Kuwait’s National Technology Enterprises Company (NTEC) has opened its first Low Energy House in collaboration with the Public Authority for Housing Welfare (PAHW) and the Qatar-based Gulf Organisation for Research & Development (Gord).
Located in Jaber Al-Ahmad City, the Low Energy House has been designed and constructed as a prototype for a housing scheme planned by the government for Kuwaiti nationals.
Covering a total area of 400sq m, Low Energy House is the first project in Mena to achieve GSAS D&B 4 Stars rating under GSAS Homes scheme.
Dr Rana al-Fares, Minister of Public Works, Kuwait inaugurated the villa recently.
Also present at the opening ceremony was Anas Meerza, CEO of NTEC, who along with Dr al-Fares, received GSAS plaque of recognition from Dr Yousef Alhorr, founding chairman of Gord.
“The model house benefits from efficient energy generation systems, high quality air conditioning and water recycling that help save 40% of energy and 50% of water consumption, qualifying it to be awarded GSAS 4 Stars rating while also maintaining its economic feasibility,” Meerza said.
“The launch of a green villa is a steppingstone for many similar residential projects to come," Dr Alhorr said.
"The project demonstrates outstanding levels of energy and water efficiency achieved through technologies like solar PV systems, greywater treatment system and smart lighting solutions.

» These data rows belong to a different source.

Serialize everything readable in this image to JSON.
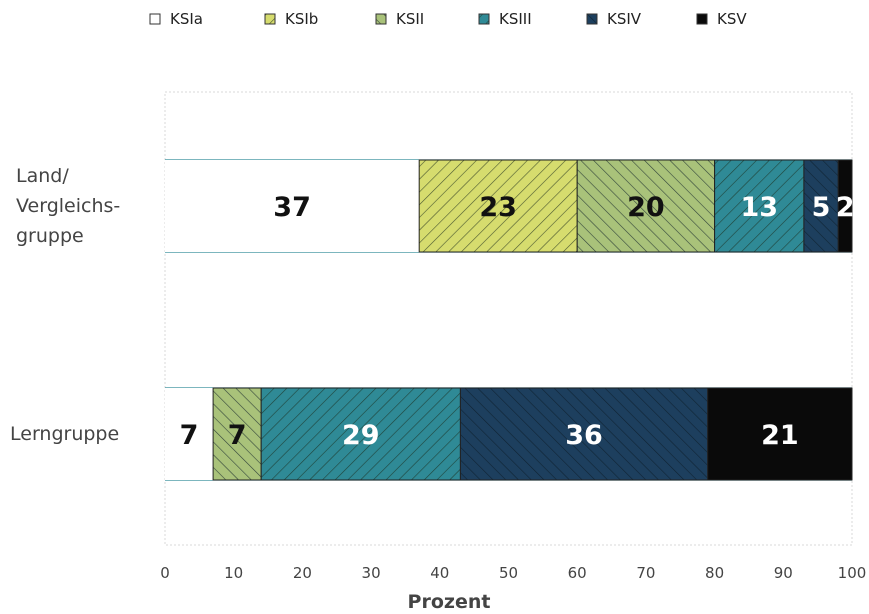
{
  "chart_data": {
    "type": "bar",
    "orientation": "horizontal",
    "stacked": true,
    "xlabel": "Prozent",
    "xlim": [
      0,
      100
    ],
    "xticks": [
      "0",
      "10",
      "20",
      "30",
      "40",
      "50",
      "60",
      "70",
      "80",
      "90",
      "100"
    ],
    "categories": [
      {
        "lines": [
          "Land/",
          "Vergleichs-",
          "gruppe"
        ]
      },
      {
        "lines": [
          "Lerngruppe"
        ]
      }
    ],
    "series": [
      {
        "name": "KSIa",
        "values": [
          37,
          7
        ],
        "labels": [
          "37",
          "7"
        ],
        "color": "#ffffff",
        "hatch": "none",
        "label_color": "#111111"
      },
      {
        "name": "KSIb",
        "values": [
          23,
          0
        ],
        "labels": [
          "23",
          ""
        ],
        "color": "#d6dc6e",
        "hatch": "fwd",
        "label_color": "#111111"
      },
      {
        "name": "KSII",
        "values": [
          20,
          7
        ],
        "labels": [
          "20",
          "7"
        ],
        "color": "#a9c27a",
        "hatch": "back",
        "label_color": "#111111"
      },
      {
        "name": "KSIII",
        "values": [
          13,
          29
        ],
        "labels": [
          "13",
          "29"
        ],
        "color": "#2f8a96",
        "hatch": "fwd",
        "label_color": "#ffffff"
      },
      {
        "name": "KSIV",
        "values": [
          5,
          36
        ],
        "labels": [
          "5",
          "36"
        ],
        "color": "#1d3f5e",
        "hatch": "back",
        "label_color": "#ffffff"
      },
      {
        "name": "KSV",
        "values": [
          2,
          21
        ],
        "labels": [
          "2",
          "21"
        ],
        "color": "#0a0a0a",
        "hatch": "none",
        "label_color": "#ffffff"
      }
    ],
    "legend_position": "top"
  }
}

Together, these sustainability features make this project the first of its kind in the region. The final certification of this project follows a comprehensive process encompassing several site audits and verification reviews by GSAS Trust – Gord’s Centre of Excellence.”
Behind Kuwait’s Low Energy House Project is the state’s national target to transform PAHW’s standard housing design and construction into one that is sustainable under GSAS framework.
Developed by Gord, GSAS is the Global Sustainability Assessment System that has emerged as the first performance-based green building and infrastructure certification system in the Mena region.
Key green credentials of Kuwait’s Low Energy House include its state-of-the-art air-conditioning system that utilises VRF technology, air recovery systems, advanced thermostat controls and carbon dioxide sensors for controlling indoor air quality.
The project makes use of smart LED lighting technology that comes with dimming and motion sensing features to ensure energy efficiency and power conservation.
The villa’s passive design allows ample daylight while also avoiding solar heat during peak hours of the day.
Similarly, the external lighting is solar powered which can be controlled and monitored through smart metering and home automation system.
Maximising the use of clean energy, the villa features solar powered domestic hot water system facilitated through photovoltaic panels installed on roof and parking areas of the house.
To ensure water conservation through reuse, the house features a small-scale greywater treatment system catering to the vegetation and landscaping needs in outdoor spaces around the build area.
Though modern in terms of systems and operations, the villa’s design is equally reminiscent of Kuwait’s cultural identity.
In terms of materials, the project has made use of locally sourced products to Kuwait’s national economy.
In its crux, the house has been designed and construction with three underlying philosophies: Sustainability, Affordability and Availability.
With the model house now successfully complete, works are expected to begin on a number of housing projects benefitting from the design and construction of Kuwait’s first Low Energy House.